Saturday, September 9, 2017

India - from secondwave - Gujarat Naxalite

Red Alert: Is Gujarat Naxalite-proof?


Maoists have been under pressure in their 'Red Corridor', a swath that ranges from India's border with Nepal, snakes through central and eastern jungles of India, and touches the northern fringes of Tamil Nadu. Indeed, their territory in tribal lands has been shrinking since 2008 — in states such as Bihar, Chhattisgarh, Jharkhand, Maharashtra, and West Bengal. Maoists, therefore, have been desperately searching for newer grounds. They are attempting to cast their net in the rich industrial corridors and urban centres of Gujarat, Maharashtra, Delhi, and Tamil Nadu.



In February 2008, Maoists set up a committee to target the 'Golden Corridor', which in their eyes spans the space between Ahmedabad and Pune. Suspicions of such an outreach became stronger when on August 8, Gujarat Police arrested a former central committee member of the CPI (Maoist), Tushar Kanti Bhattacharya. Since 1998, some 26 alleged members of CPI (Maoist) and operatives of the erstwhile People's War Group (PWG) — or Naxalites — have been arrested in Gujarat from Ahmedabad, Valsad, Kutch, Banaskantha, Vadodara, Navsari, Surat, and Dang. In 2010 alone, Surat Police and Ahmedabad Police made some 17 arrests. But in most cases, police could not gather credible evidence and the arrested persons were let off on bail.



However, the Naxalites' Gujarat ambition is borne out by a 53-page document called "CPI (Maoist) Urban Perspectives: Our Work in Urban Areas". Naxalite ideologues speak of the necessity of the Ahmedabad-Surat to Pune corridor. This 'Golden Corridor' plan was overseen by a committee headed by Kobad Gandhy and Angelo Sontakke. They were arrested in 2009. The plan mooted a ready base in 'the urban exploited classes'.
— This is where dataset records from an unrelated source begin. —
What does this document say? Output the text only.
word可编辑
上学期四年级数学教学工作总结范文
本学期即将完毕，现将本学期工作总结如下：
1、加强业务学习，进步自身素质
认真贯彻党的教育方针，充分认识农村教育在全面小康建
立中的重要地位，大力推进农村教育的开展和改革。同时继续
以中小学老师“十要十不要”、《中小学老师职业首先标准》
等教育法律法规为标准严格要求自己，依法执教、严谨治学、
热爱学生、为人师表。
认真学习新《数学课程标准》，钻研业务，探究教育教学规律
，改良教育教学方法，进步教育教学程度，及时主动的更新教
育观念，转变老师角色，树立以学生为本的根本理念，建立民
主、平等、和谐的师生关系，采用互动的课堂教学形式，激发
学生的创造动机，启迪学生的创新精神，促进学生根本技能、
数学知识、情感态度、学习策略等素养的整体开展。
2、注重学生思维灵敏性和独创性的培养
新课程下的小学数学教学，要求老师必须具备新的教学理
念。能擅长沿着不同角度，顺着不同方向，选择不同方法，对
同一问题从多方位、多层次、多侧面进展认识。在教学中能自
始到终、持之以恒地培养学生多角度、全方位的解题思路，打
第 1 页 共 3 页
The document said a base could be built by sections such as underpaid teachers, students who have no access to quality education, underpaid government employees, evicted hawkers, and autorickshaw drivers. Organizing labour in industrial estates of Gujarat was a vital part of the plan. The document also said: "We will build a broad, united front of all secular forces and persecuted religious minorities such as Muslims, Christians, and Sikhs against the Hindu fascist forces."

Gujarat tribals have been on the Naxalites' cadre-hunting radar earlier. Such attempts have been recorded in 1992 and 1998. Then in 2013, intelligence reports to the ministry of home affairs pointed to alleged Naxalite-affiliated organizations such as the Gujarat Working Class Wing, Krantikari Kamdar Sangathan, and Naujawan Bharat Sabha. The rationale for such organizations is outlined in "Urban Perspectives": "The growth of a number of mega cities and the sharper division of the cities into rich and poor sections, hold the possibility of urban military operations."
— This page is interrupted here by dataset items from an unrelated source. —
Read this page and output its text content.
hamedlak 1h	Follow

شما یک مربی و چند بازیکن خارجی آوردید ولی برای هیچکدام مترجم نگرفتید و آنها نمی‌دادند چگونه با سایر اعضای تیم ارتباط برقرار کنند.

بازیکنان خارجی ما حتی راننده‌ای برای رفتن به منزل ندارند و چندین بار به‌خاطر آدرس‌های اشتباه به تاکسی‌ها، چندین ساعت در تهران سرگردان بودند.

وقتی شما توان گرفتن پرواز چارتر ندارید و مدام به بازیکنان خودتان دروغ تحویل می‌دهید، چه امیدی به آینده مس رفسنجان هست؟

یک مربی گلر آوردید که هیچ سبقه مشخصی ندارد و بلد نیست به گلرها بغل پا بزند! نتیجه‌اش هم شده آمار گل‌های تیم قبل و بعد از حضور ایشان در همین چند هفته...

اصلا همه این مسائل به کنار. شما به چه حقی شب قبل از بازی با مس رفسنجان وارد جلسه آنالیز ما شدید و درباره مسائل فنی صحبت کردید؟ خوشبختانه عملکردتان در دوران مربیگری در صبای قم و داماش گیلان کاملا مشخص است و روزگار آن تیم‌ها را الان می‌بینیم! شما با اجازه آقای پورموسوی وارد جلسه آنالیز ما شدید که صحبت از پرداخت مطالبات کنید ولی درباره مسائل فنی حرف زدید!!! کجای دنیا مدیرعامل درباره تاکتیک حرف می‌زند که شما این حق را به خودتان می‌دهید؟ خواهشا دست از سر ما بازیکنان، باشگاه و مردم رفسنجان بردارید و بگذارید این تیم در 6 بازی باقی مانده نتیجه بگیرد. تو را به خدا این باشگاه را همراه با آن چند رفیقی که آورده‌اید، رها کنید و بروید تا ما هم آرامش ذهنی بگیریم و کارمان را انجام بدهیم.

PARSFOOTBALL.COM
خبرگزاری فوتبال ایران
So how vulnerable is Gujarat to Naxalite infiltration?

"Maoism as an ideology can take root anywhere," said Jean Dreze, an Indian development economist, who was a member of the National Advisory Council in the UPA era. "But armed struggle does not seem to spread easily beyond forests and other areas where the terrain is favourable to underground squads."



The executive director of the Institute for Conflict Management, Ajai Sahni, said that Maoists cannot proliferate in Gujarat where there is a reasonably established state apparatus. "Also, a large number of Gujarat tribals temporarily migrate to work for factories or at construction sites," he said. "They even take jobs in areas such as the service sector and agriculture which leaves little scope for Maoists to establish themselves."



Bappaditya Paul, a Kolkata journalist and the official biographer of Kanu Sanyal — "The First Naxal" — said: "The Naxalite movement began in West Bengal, with indigenous farmers struggling to protect agriculture which was their sole livelihood." Paul went on to say: "In Gujarat, industrialization is the major source of livelihood and involves large-scale migration. This leaves little or no scope for aggressive protests." P V Ramana, a research fellow at the Indian Defence Strategic and Analysis, told TOI: "Such ideologies do not appeal to the newer generation of tribal youth in Gujarat or to the working class."



Sahni said: "Today, there is no land-labour capital economy on which Marxism, Leninism, and Maoism were based." A Gujarat-based cultural activist, Hiren Gandhi, said: "Since 2010, 20 human rights activists were arrested in Gujarat, falsely labelled as Naxalites." He said Mahatma Gandhi fostered Majoor Mahajan Sangh in Gujarat to solve labour disputes in the spirit of trusteeship. "An armed revolution can't happen here," he said.



"Still, civil rights organizations are targeted." Avinash Kulkarni, a tribal activist in Dang was among the 17 arrested in 2010. "I have been helping tribal families claim their forest rights since 1993," he said.